SPH – CIMB

Positives to look forward to

Maintain Outperform. We lift our sum-of-the-parts target price to S$4.50 from S$4.44 after accounting for higher media earnings and contributions from Clementi Mall. We raise our FY10-12 earnings estimates by 2% to incorporate higher print ad and property revenue estimates, offset by higher interest expense. We believe investors' disappointment with its Clementi Mall acquisition has been priced in. Instead, we urge investors to focus on yoy and mom improvements in ad demand (print ads account for more than 50% of SPH's revenue). We see stock catalysts from better-than-expected ad demand.
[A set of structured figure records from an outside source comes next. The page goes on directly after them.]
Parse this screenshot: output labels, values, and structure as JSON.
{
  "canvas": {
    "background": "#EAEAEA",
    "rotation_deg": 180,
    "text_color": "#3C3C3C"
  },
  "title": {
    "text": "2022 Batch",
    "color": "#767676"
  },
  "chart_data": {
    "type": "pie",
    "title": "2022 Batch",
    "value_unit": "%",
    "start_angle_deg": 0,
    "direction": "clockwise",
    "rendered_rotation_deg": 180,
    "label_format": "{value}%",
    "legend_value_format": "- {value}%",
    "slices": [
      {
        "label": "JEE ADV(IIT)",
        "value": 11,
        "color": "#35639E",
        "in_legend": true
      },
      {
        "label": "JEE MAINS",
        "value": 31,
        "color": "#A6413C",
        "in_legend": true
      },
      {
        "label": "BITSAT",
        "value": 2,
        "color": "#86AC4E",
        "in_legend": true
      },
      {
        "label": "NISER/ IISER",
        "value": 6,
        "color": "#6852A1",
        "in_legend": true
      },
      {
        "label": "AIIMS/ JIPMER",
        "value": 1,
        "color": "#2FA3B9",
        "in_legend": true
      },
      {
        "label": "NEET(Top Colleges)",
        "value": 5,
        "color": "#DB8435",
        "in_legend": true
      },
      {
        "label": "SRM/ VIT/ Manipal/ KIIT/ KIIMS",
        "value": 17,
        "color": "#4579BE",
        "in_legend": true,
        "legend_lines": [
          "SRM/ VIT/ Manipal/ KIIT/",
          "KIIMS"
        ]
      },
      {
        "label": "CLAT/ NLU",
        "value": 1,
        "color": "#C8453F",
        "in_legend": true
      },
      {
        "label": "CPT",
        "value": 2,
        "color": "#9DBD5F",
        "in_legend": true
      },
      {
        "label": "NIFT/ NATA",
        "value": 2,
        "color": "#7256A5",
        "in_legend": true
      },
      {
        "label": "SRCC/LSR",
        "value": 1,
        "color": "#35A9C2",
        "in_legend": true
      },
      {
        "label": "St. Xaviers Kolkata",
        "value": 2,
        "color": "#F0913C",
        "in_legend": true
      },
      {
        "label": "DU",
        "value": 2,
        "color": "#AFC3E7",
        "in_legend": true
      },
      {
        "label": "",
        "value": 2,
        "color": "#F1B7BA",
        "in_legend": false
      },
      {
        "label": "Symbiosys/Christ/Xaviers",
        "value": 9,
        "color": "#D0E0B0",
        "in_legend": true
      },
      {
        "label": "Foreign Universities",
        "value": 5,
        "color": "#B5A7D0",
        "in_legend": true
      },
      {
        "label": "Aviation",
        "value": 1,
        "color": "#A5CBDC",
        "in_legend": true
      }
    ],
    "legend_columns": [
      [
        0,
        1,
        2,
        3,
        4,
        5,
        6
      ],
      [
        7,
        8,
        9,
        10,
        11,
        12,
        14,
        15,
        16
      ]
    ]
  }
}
Higher page count led by property and job ads. The Saturday edition of The Straits Times averaged 227 pages in February, down from 252 pages in January, as advertising typically slows down during Chinese New Year. However YTD, the page count is up 22% yoy. We believe the uptrend is sustainable, driven by a robust property market and an improving job market. Concerns over high newsprint costs have also eased as prices have been locked in till Sep 10 and remain way below peak prices.

Defensive, with high dividend yields. For investors looking for defensive names, we recommend SPH for its: 1) near-monopoly of the print ad industry in Singapore, making it a beneficiary of a domestic economic recovery; 2) print business which is well-positioned to benefit from an influx of events over the next few years following the opening of two new integrated resorts; and 3) dividend yields of 6-7%, comparable to the average S-REIT yield and higher than yields from the other large caps.